Before his transplant, Mr. Law had "brittle" diabetes, characterized by extreme swings in blood sugar levels. His diabetes was so out of control that Mr. Law's family had to wake him up every two hours to ensure his sugars were in a normal range.

Since his transplant, Mr. Law's blood sugar levels have been steady. He no longer has to take insulin and he has not experienced life-threatening hypoglycemia (low blood sugar).
"The surgery for me has been phenomenal, because I can do things now that I wasn't able to do," Mr. Law said.
The pancreas transplant program is headed by medical director Amishi Desai, DO, and surgical director Raquel Garcia Roca, MD. Prior to joining Loyola, Dr. Garcia Roca performed more than 75 pancreas transplants at other centers.
The pancreas produces hormones such as insulin to control sugar levels. The organ also makes proteins to help digest food.
"For Type 1 diabetes patients who are experiencing serious complications from their disease, pancreas transplants can be a potential cure," Dr. Garcia Roca said.
Dr. Desai added: "Nothing gives the transplant team more satisfaction than seeing a patient off insulin and off medications, with the ability to do everything they previously may not have been able to do because of the restrictions of their disease."
Loyola Medicine now is one of only three centers in Illinois that perform transplants on five major solid transplant organs: heart, lung, kidney, liver and pancreas.
The pancreas transplant program was approved by the United Network for Organ Sharing and Centers for Medicare and Medicaid Services, after more than a year of careful planning involving many physicians, nurses and other clinicians from multiple disciplines.

About Loyola Medicine

Loyola Medicine is a quaternary care system based in the western suburbs of Chicago that includes Loyola University Medical Center (LUMC) in Maywood, Gottlieb Memorial Hospital (GMH) in Melrose Park, MacNeal Hospital in Berwyn and convenient locations offering primary and specialty care services from more than 1,750 physicians throughout Cook, Will and DuPage counties. LUMC is a 547-licensed-bed hospital that includes the William G. and Mary A. Ryan Center for Heart & Vascular Medicine, the Cardinal Bernardin Cancer Center, a Level 1 trauma center, Illinois's largest burn center, a certified comprehensive stroke center and a children’s hospital. The medical center campus is also home to Loyola University Chicago Stritch School of Medicine, Loyola University Chicago Marcella Niehoff School of Nursing and the Loyola Center for Fitness. GMH is a 247-licensed-bed community hospital with 150 physician offices, an adult day care program, the Gottlieb Center for Fitness, the Loyola Center for Metabolic Surgery and Bariatric Care and the Loyola Cancer Care & Research at the Marjorie G. Weinberg Cancer Center at Melrose Park.

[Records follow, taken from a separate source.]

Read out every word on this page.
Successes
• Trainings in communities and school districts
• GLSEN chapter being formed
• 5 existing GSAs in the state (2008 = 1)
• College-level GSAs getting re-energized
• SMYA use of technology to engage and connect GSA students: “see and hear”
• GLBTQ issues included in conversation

MacNeal Hospital is a 374-bed teaching hospital with advanced inpatient and outpatient medical, surgical and psychiatric services, advanced diagnostics and treatments in a convenient community setting at eight locations. Loyola Medicine is a member of Trinity Health, one of the nation’s largest health systems with 94 hospitals in 22 states.

About Trinity Health

Health is one of the largest multi-institutional Catholic health care delivery systems in the nation, serving diverse communities that include more than 30 million people across 22 states. Trinity Health includes 93 hospitals, as well as 122 continuing care programs that include PACE, senior living facilities, and home care and hospice services. Its continuing care programs provide nearly 2.5 million visits annually. Based in Livonia, Mich., and with annual operating revenues of $17.6 billion and assets of $23.4 billion, the organization returns $1.1 billion to its communities annually in the form of charity care and other community benefit programs. Trinity Health employs about 131,000 colleagues, including 7,500 employed physicians and clinicians. Committed to those who are poor and underserved in its communities, Trinity Health is known for its focus on the country's aging population. As a single, unified ministry, the organization is the innovator of Senior Emergency Departments, the largest not-for-profit provider of home health care services — ranked by number of visits — in the nation, as well as the nation’s leading provider of PACE (Program of All Inclusive Care for the Elderly) based on the number of available programs. For more information, visit You can also follow @TrinityHealthMI on Twitter.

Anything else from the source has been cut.